Statistik kemiskinan di NTT ini, berbanding lurus dengan maraknya korupsi yang terjadi pada sektor pelayanan publik. Data PIAR NTT menunjukan bahwa: PERTAMA, Tahun 2012, terdapat 135 kasus korupsi yang dipantau oleh PIAR NTT, terdapat indikasi kerugian negara sebesar Rp.449.851.831.680,00 dengan Pelaku bermasalah dari ke-135 kasus korupsi adalah sebanyak 470 orang dan 39 orang diantaranya melakuakan pengulangan tindak korupsi. KEDUA, Tahun 2013, terdapat 146 kasus korupsi yang dipantau oleh PIAR NTT, terdapat indikasi kerugian negara sebesar Rp.326.712.695.340,00 dengan Pelaku bermasalah dari ke-146 kasus korupsi adalah sebanyak 477 orang dan 36 orang diantaranya melakuakan pengulangan tindak korupsi.

Maraknya korupsi di NTT yang terjadi pada sektor pelayanan publik dan buruknya pelayanan publik, membenarkan bahwa antara kualitas pelayanan publik dengan praktik korupsi memiliki hubungan kausalitas. Artinya, semakin marak praktik korupsi yang dilakukan oleh penyelenggara pelayanan publik, maka akan semakin buruk kualitas pelayanan publik. Demikian juga sebaliknya, semakin buruk kualitas pelayanan publik, akan semakin besar kemungkinan terjadinya korupsi.

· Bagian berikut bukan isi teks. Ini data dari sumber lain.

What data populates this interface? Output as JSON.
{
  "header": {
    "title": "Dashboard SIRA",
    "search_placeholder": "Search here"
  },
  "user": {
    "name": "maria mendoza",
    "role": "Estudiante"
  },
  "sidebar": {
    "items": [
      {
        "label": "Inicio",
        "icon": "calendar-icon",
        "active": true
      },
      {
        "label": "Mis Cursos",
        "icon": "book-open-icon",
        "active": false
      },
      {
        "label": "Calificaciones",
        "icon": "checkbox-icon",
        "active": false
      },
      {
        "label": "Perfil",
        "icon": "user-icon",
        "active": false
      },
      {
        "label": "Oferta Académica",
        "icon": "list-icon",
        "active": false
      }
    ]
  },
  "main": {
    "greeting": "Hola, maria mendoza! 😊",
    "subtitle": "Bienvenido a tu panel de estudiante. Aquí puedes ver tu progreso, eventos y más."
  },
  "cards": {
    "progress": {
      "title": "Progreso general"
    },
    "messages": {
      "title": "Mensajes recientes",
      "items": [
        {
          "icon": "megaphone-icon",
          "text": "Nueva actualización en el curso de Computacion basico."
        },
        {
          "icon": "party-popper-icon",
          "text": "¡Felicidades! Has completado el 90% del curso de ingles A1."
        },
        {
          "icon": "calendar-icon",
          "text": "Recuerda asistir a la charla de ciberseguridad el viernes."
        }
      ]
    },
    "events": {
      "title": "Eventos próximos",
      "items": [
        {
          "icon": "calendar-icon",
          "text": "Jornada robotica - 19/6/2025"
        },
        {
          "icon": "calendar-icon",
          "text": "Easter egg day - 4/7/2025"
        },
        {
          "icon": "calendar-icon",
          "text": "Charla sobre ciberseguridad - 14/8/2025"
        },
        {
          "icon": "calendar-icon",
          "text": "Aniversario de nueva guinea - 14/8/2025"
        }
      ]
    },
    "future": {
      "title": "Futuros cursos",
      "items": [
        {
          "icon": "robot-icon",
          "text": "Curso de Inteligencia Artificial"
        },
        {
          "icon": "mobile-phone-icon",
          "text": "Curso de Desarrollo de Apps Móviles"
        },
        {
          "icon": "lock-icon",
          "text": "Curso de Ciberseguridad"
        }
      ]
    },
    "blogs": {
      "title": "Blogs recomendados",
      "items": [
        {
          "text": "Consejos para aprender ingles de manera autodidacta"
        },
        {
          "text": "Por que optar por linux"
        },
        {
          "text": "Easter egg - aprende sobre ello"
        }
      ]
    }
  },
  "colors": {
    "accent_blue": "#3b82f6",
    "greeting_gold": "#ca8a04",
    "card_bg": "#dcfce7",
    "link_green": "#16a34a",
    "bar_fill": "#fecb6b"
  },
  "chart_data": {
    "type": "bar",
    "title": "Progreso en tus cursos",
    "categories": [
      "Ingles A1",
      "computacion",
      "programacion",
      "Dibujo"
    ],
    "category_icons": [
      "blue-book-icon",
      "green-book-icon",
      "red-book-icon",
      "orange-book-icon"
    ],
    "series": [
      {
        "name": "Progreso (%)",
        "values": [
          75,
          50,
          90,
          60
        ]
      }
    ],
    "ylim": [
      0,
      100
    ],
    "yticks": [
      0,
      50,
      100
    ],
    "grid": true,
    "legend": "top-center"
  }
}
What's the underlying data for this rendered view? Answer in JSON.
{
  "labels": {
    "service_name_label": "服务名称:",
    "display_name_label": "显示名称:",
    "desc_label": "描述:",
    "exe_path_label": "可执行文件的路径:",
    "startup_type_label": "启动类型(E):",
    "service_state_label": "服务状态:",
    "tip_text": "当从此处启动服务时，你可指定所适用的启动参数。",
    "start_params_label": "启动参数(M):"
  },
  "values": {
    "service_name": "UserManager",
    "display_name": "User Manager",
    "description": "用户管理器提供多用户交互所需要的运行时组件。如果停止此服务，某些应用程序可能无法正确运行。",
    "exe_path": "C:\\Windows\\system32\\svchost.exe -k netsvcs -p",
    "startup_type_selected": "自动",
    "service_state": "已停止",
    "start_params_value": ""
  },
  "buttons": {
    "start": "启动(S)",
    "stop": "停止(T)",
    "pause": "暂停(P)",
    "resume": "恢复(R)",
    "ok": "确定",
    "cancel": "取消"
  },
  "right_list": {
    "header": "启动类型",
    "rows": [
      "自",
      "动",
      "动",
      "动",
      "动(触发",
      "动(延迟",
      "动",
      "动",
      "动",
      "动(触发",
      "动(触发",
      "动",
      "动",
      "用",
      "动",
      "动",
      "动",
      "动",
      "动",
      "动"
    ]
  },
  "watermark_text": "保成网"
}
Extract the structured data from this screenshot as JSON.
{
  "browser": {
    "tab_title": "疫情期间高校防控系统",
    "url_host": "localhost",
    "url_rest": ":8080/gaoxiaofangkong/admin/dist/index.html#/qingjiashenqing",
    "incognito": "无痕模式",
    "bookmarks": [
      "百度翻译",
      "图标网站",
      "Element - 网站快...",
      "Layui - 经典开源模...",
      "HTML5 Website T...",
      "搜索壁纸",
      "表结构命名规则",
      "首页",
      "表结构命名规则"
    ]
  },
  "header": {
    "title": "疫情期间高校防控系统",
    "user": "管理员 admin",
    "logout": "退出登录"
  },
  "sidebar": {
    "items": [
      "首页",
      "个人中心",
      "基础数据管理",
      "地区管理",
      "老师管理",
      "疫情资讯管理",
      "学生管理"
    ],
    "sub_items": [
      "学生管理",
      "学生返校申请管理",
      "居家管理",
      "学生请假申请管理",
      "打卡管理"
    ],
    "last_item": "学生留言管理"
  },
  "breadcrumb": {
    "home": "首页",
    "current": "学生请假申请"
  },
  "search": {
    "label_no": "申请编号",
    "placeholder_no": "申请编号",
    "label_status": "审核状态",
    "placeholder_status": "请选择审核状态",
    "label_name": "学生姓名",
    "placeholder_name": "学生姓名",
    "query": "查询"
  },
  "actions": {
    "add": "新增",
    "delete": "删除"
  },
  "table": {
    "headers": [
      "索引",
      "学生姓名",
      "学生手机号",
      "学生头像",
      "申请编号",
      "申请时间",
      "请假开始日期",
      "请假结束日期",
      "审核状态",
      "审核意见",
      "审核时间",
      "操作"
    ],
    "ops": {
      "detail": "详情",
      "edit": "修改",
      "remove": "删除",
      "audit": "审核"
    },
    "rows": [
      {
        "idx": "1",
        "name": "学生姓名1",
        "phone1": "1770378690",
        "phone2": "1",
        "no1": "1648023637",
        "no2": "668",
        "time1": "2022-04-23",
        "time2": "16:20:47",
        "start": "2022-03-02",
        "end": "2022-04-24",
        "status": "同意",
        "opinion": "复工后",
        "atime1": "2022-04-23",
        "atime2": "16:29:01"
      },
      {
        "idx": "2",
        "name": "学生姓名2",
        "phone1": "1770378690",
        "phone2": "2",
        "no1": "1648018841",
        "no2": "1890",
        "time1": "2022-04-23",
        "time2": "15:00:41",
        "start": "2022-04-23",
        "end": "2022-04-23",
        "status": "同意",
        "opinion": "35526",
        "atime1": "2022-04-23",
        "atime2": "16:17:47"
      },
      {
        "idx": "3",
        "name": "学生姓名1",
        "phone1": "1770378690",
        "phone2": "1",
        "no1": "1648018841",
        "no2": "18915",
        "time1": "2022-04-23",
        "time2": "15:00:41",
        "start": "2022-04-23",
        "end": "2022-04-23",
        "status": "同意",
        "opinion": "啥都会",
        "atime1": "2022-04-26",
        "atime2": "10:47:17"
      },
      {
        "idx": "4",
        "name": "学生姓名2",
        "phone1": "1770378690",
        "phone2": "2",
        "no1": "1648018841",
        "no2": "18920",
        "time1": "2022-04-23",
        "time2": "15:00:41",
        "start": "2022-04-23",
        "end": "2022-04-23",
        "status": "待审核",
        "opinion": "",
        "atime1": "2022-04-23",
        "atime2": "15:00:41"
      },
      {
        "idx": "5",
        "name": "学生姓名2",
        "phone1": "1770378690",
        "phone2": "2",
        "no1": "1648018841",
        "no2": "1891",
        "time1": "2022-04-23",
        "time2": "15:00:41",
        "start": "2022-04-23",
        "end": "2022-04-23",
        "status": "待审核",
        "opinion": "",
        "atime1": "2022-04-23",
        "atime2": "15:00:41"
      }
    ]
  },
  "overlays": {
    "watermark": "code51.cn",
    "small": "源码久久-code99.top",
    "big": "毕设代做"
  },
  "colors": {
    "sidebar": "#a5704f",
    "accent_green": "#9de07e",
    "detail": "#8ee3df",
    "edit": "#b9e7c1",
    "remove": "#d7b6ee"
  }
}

Bukti lain dari ketidakseriusan pengambil kebijakan di NTT dalam mensejahtrakan warganya, bisa dilihat dari data Kementerian Kesehatan tahun 2014 yang menempatkan Prov. NTT sebagai JUARA KURANG GIZI di Indonesia dengan penderita kurang gizi sebanyak 22.561 orang, gizi buruk tanpa gejala klinis mencapai 3.130 orang, dan gizi buruk dengan gejala klinis mencapai 13 orang. Data kementrian kesehatan ini mempertegas data lembaga internasional, Australian Aid, yang sempat dipolemikan oleh para petinggi di NTT karena mempublikasikan bahwa pada tahun 2012 di NTT, setiap hari terdapat tiga balita yang meninggal dunia karena kekurangan asupan gizi, atau sebanyak 791 balita yang meninggal pada tahun 2012.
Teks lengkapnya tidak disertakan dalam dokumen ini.